Furthermore, mountain maps presented a visualization of the above first 5 pathways enrichment results (Fig. 5b), in BRCA, ESCA, LUSC, OV, and SKCM to further demonstrate the distribution of corresponding numbers of differential genes enriched. The figure illustrates that NES (normalized enrichment score) exhibited positivity, with the majority of the differential genes exhibiting enrichment in the high-expression group. We explore further the gene regulatory network of PID CD8 TCR Downstream Pathway (Fig. 5c, Supplemental Fig. 4a), we discovered that TNFRSF9 and CD8A were expressed at a high level in above all cancers. Taking into account the regulatory networks deduced from the enriched outcomes, we can direct our attention towards a regulatory pathway extending from TNFRSF9 to IL2RA/B/G, via CD8A. Subsequently, we employ PPI(Fig. 5d) to determine the association between the CD47 protein and the proteins linked to the core-enriched molecules. The findings indicated a direct interaction between CD47 protein and CD8A, TNFRSF9, IFNG, B2M, and GZMB. In light of our observations, we deduced that the activation of the CD47 within the signaling pathway could potentially exert a crucial influence on the regulation of CD8 + T cell functionality—a phenomenon that may potentially collaborate with TNFRSF9.

3.6 CD47 expression is related to the CD8 + Tex in pan-cancer.
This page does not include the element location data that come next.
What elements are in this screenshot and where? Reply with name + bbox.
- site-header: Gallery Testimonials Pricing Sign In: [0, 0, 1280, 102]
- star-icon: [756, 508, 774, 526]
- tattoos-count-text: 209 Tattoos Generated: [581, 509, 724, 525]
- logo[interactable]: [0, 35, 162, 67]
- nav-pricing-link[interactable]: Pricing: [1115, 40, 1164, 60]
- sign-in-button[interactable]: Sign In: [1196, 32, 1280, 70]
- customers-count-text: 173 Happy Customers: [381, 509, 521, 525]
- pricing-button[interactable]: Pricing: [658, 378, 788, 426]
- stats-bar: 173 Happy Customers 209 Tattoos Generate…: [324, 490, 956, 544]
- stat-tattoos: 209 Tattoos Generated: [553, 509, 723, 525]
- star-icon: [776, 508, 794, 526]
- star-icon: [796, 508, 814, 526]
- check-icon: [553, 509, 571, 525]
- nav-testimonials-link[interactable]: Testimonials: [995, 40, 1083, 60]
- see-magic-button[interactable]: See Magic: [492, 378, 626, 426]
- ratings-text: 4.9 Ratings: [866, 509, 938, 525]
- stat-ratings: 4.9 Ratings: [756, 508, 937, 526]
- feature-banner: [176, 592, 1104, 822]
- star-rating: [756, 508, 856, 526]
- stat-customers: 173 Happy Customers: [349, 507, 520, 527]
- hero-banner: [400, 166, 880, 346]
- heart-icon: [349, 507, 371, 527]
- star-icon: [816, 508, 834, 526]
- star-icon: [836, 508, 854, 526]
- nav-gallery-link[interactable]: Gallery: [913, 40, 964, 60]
We delved deeper into the connection between CD47 and the exhaustion of T-cells. The co-expression heat map showed a relationship between CD47 expression in pan-cancer and T-cell exhausted genes. [45] CD274, IDO1, CTLA4, ICOS, TIGIT, IL10, TNFRSF9, HAVCR2 exhibited significant co -expression with CD47 in BLCA, BRCA, CESC, COAD, READ, CRC, ESCA, ESCC, GBM, HNSC, LUSC, OSCC, OV, SKCM, STAD, TGCT, THCA, UCS; NFKB1, GRB2, NFATC3, YY1, NFATC2IP, PRDM1, and FOXO1 in other cancers. Additionally, it was demonstrated that TNFRSF9 ranked among the top three genes in the tumors listed below: BRCA, COAD, ESCA, ESAD, ESCC, GBM, LUSC, OV, and DLBC(r > 0.5 but not the top); whereas CD274 held the top three positions in BLCA, BRCA, CESC, COAD, READ, CRC, LAML, LGG, LUAD, OSCC, PCPG, PRAD, READ, SARC, SKCM, STAD, THCA, UCS (Supplemental Table 1). (Fig. 6a, b, Supplemental 4c).

Fig. 6

CD47 expression is related to the CD8 + Tex in many cancer types. A, B Co-expression heat map shows the relationship between the expression of CD47 in pan-cancer and the exhausted genes of T cells, especially TNFRSF9, CD274, IDO1, and ICOS. C The bar chart displayed a wide range of CD47 expression in CD8 + Tex and CD8 + T cell from a single-cell database in a pan-cancerous environment. (D) The histogram illustrates the manifestation of CD47 and TNFRSF on CD8 + Tex.Significance representation: ns, p ≥ 0.05; *, p < 0.05; **, p < 0.01; ***, p < 0.001

After that, we used the single-cell analysis to evaluate the expression of CD47 in CD8 + Tex and CD8 + T cells from the TISCH database and used the embedded bar chart to show the Data distribution. We found CD47 mainly expressed on CD8 + Tex(> 50%) in AML, BRCA, CHOL, CLL, CRC, ESCA, Glioma, HNSC, KICH, LIHC, MCC, MM, NHL, NSCLC, OS, OV, PRAD, SCC, SCLC, SKCM, THCA, UVM (Fig. 6c). And we further detect the expression of TNFRSF9 and CD47. It was observed that both of them exhibited expression on CD8 + Tex in BRCA, BCC, CHOL, CLL, CRC, Glioma, KIRC, LIHC, MCC, NHL, NSCLC, PAAD, SKCM, UCEC, and UVM (Fig. 6d). The findings indicate that the association of CD47 and TNFRSF9 with CD8 + Tex in pan-cancer suggests their involvement in the dysregulation of CD8 + Tex in this type of cancer.